Ronald Fayer is a Senior Scientist in the Agricultural Research Service, U.S. Department of Agriculture. He received his B.S. from the University of Alaska, Fairbanks, and his M.S. and Ph.D. from Utah State University. He has conducted research on protist parasites of veterinary and public health importance, including Sarcocystis, Cryptosporidium, Giardia, microsporidia, and Blastocystis, and currently studies the molecular epidemiology of zoonotic protists. He recently visited Tioman Island, the site of outbreaks of muscular sarcocystosis.

Douglas H. Esposito is a medical epidemiologist and pediatrician in the Division of Global Migration and Quarantine, Travelers' Health Branch, CDC. He received his bachelor's degree from the University of Rochester in New York and his M.D. and M.P.H. from the University of North Carolina at Chapel Hill, and he then trained in pediatrics at Children's Hospital and Medical Center in Seattle, WA. He worked for 13 years with the Indian Health Service in rural Arizona and Alaska. He completed an Epidemic Intelligence Service Fellowship at the Centers for Disease Control and Prevention. He is interested in the epidemiology of infectious diseases among international travelers and has been working with travelers with acute muscular sarcocystosis after they returned from Tioman Island, Malaysia. He recently visited the island.

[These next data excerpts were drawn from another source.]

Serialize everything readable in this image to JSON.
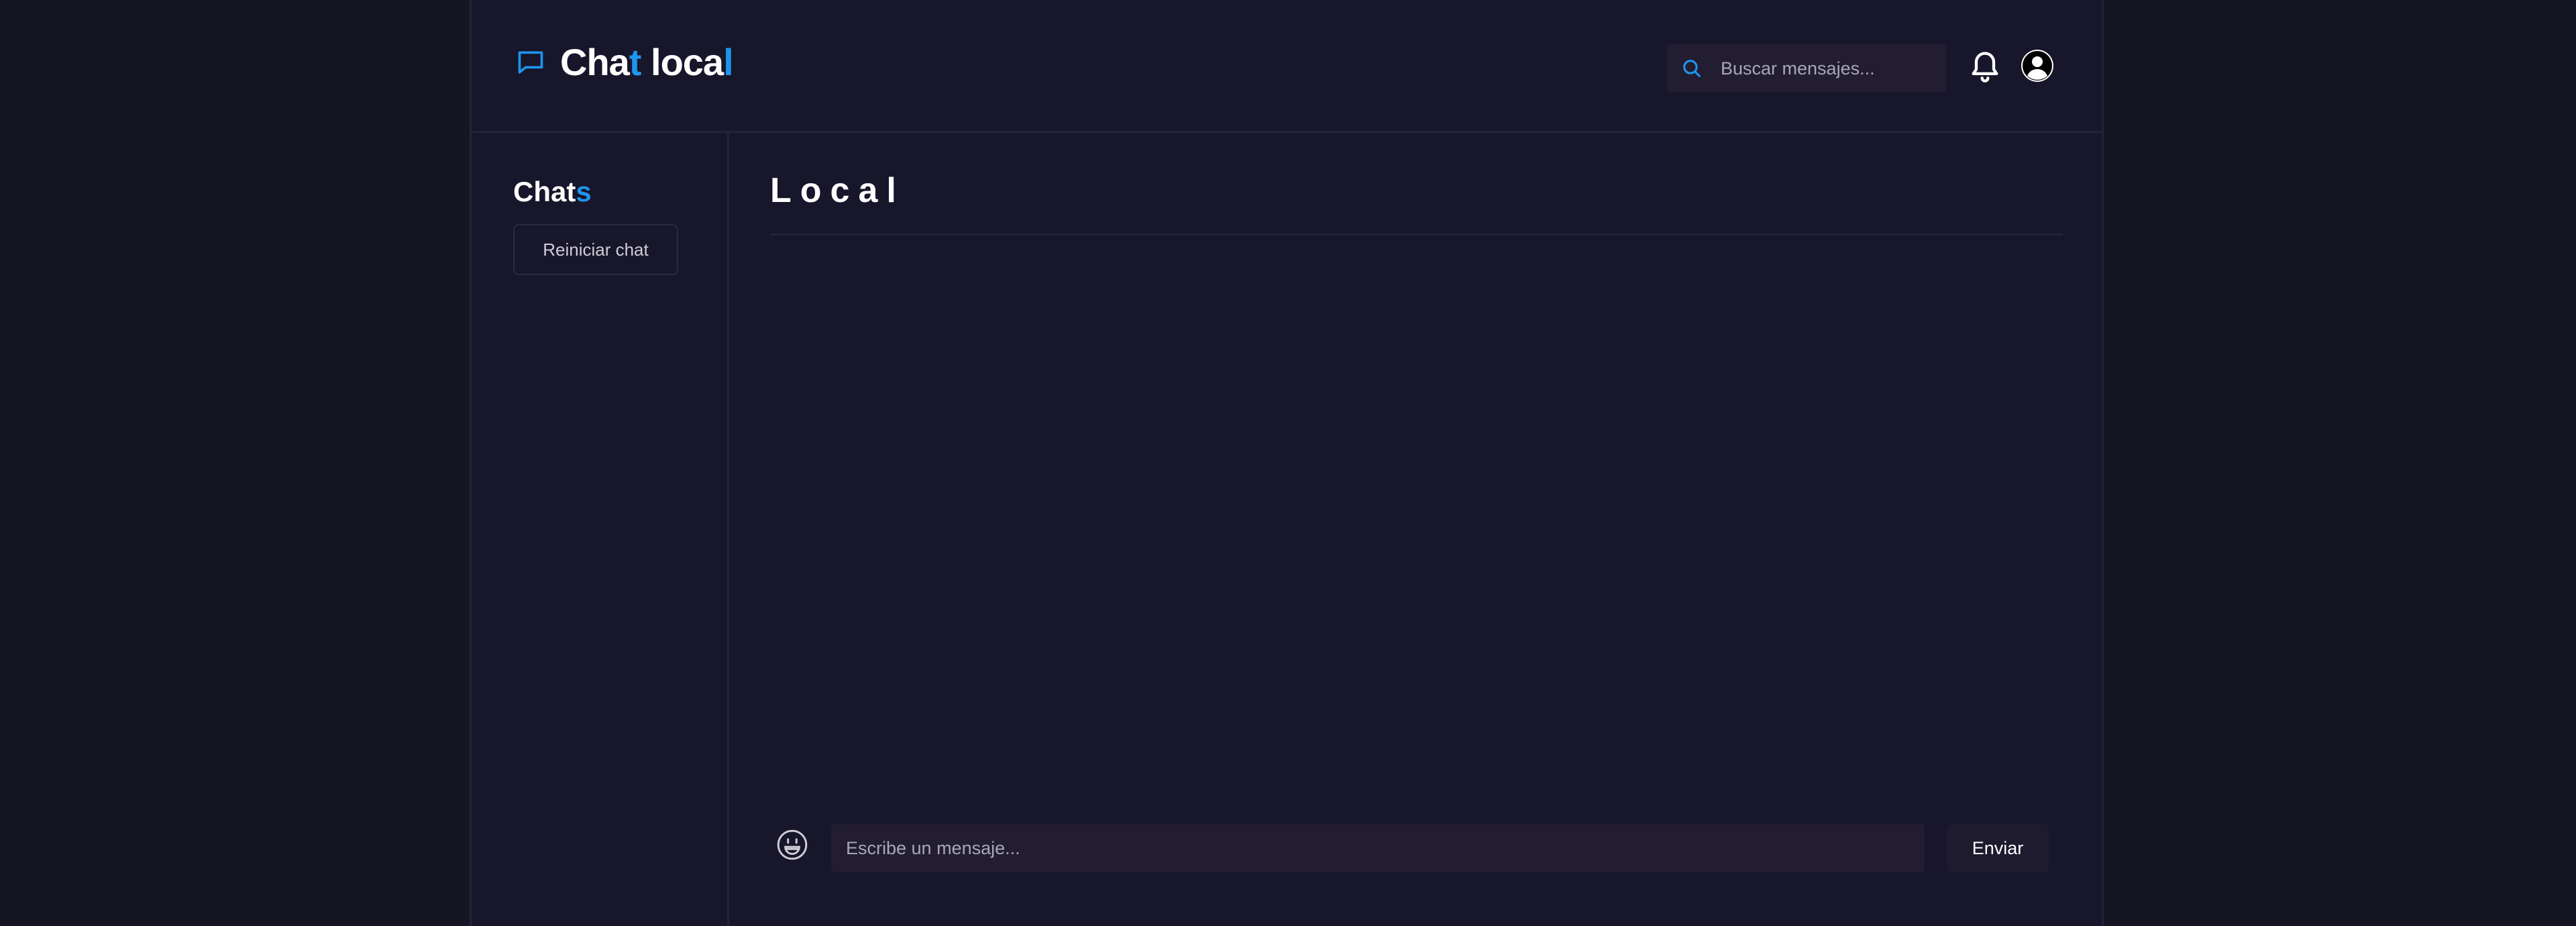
{
  "app": {
    "title_main": "Cha",
    "title_t": "t",
    "title_space": " ",
    "title_loca": "loca",
    "title_l": "l",
    "logo_icon": "chat-bubble-icon",
    "accent_color": "#1e95ec"
  },
  "header": {
    "search_placeholder": "Buscar mensajes...",
    "search_icon": "search-icon",
    "bell_icon": "bell-icon",
    "avatar_icon": "user-avatar-icon"
  },
  "sidebar": {
    "title_main": "Chat",
    "title_accent": "s",
    "reset_label": "Reiniciar chat"
  },
  "chat": {
    "room_title": "Local",
    "message_placeholder": "Escribe un mensaje...",
    "send_label": "Enviar",
    "emoji_icon": "emoji-icon"
  }
}
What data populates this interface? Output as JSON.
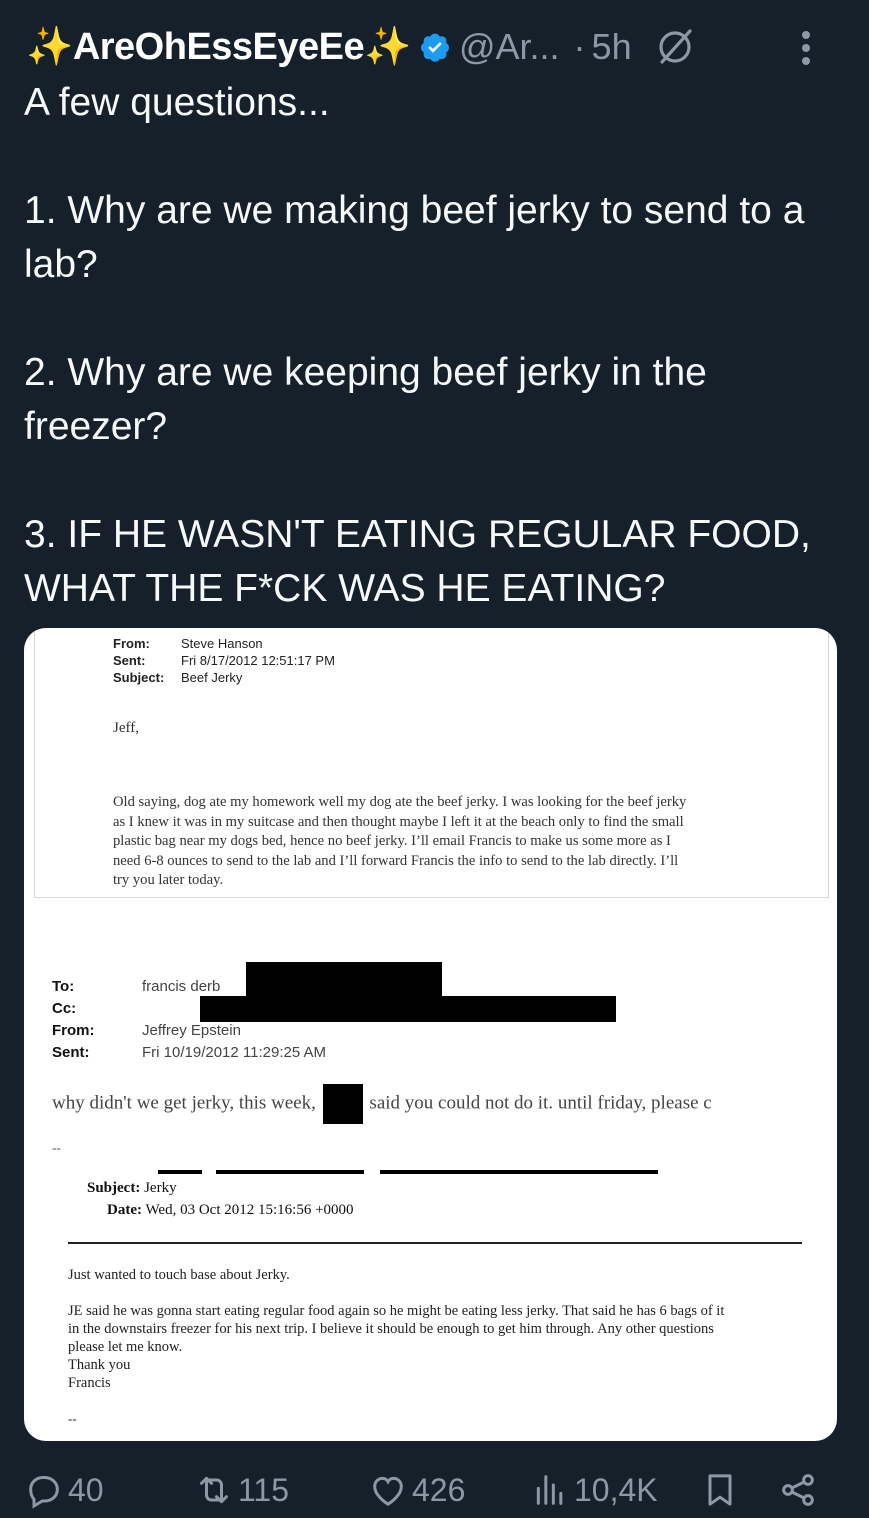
{
  "header": {
    "display_name": "✨AreOhEssEyeEe✨",
    "handle": "@Ar...",
    "separator": "·",
    "time": "5h",
    "verified_icon": "verified-badge-icon",
    "grok_icon": "grok-icon",
    "more_icon": "more-vertical-icon"
  },
  "tweet": {
    "lines": [
      "A few questions...",
      "1. Why are we making beef jerky to send to a lab?",
      "2. Why are we keeping beef jerky in the freezer?",
      "3. IF HE WASN'T EATING REGULAR FOOD, WHAT THE F*CK WAS HE EATING?"
    ]
  },
  "media": {
    "email1": {
      "from_label": "From:",
      "from_value": "Steve Hanson",
      "sent_label": "Sent:",
      "sent_value": "Fri 8/17/2012 12:51:17 PM",
      "subject_label": "Subject:",
      "subject_value": "Beef Jerky",
      "salutation": "Jeff,",
      "body": [
        "Old saying, dog ate my homework well my dog ate the beef jerky. I was looking for the beef jerky",
        "as I knew it was in my suitcase and then thought maybe I left it at the beach only to find the small",
        "plastic bag near my dogs bed, hence no beef jerky. I’ll email Francis to make us some more as I",
        "need 6-8 ounces to send to the lab and I’ll forward Francis the info to send to the lab directly. I’ll",
        "try you later today."
      ]
    },
    "email2": {
      "to_label": "To:",
      "to_value": "francis derb",
      "cc_label": "Cc:",
      "from_label": "From:",
      "from_value": "Jeffrey Epstein",
      "sent_label": "Sent:",
      "sent_value": "Fri 10/19/2012 11:29:25 AM",
      "body_part1": "why didn't we get jerky, this week,",
      "body_part2": "said you could not do it. until friday,   please c",
      "dashes": "--"
    },
    "email3": {
      "subject_label": "Subject:",
      "subject_value": "Jerky",
      "date_label": "Date:",
      "date_value": "Wed, 03 Oct 2012 15:16:56 +0000",
      "intro": "Just wanted to touch base about Jerky.",
      "body": [
        "JE said he was gonna start eating regular food again so he might be eating less jerky. That said he has 6 bags of it",
        "in the downstairs freezer for his next trip. I believe it should be enough to get him through. Any other questions",
        "please let me know.",
        "Thank you",
        "Francis"
      ],
      "dashes": "--"
    }
  },
  "actions": {
    "replies": "40",
    "reposts": "115",
    "likes": "426",
    "views": "10,4K"
  },
  "colors": {
    "background": "#15202b",
    "text": "#f7f9f9",
    "muted": "#8b98a5",
    "verified": "#1d9bf0"
  }
}
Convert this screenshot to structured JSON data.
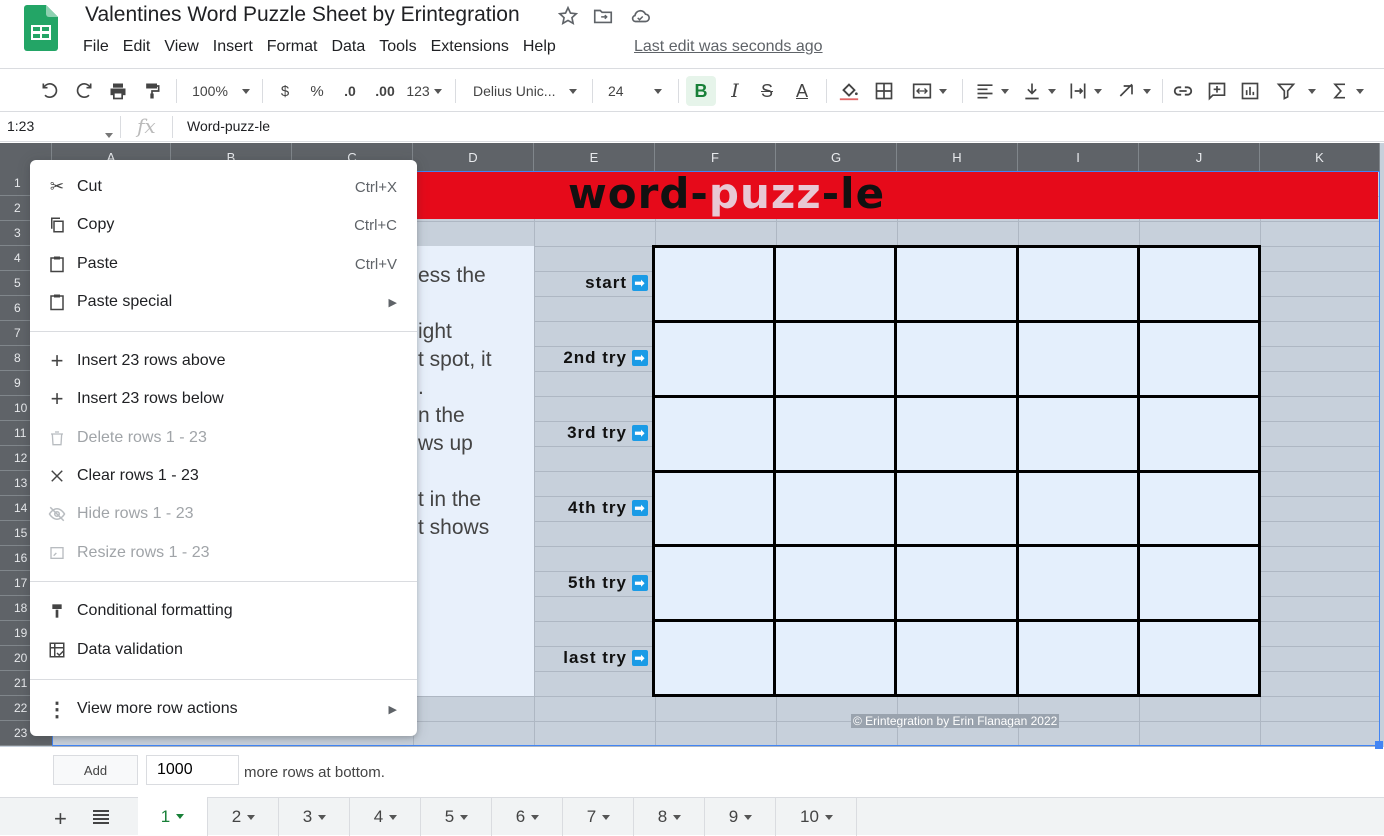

Jitender P. Dubey is a senior scientist with the Animal Parasitic Diseases Laboratory, Agricultural Research Service, U.S. Department of Agriculture. He received his veterinary degree in 1960 in India and a Ph.D. in 1966 from the University of Sheffield, England. He has published extensively on cyst-forming zoonotic coccidian parasites, including Sarcocystis, Toxoplasma, and Neospora, and continues his research with these organisms. In 2010, he was elected to the U.S. National Academy of Sciences, Washington, DC.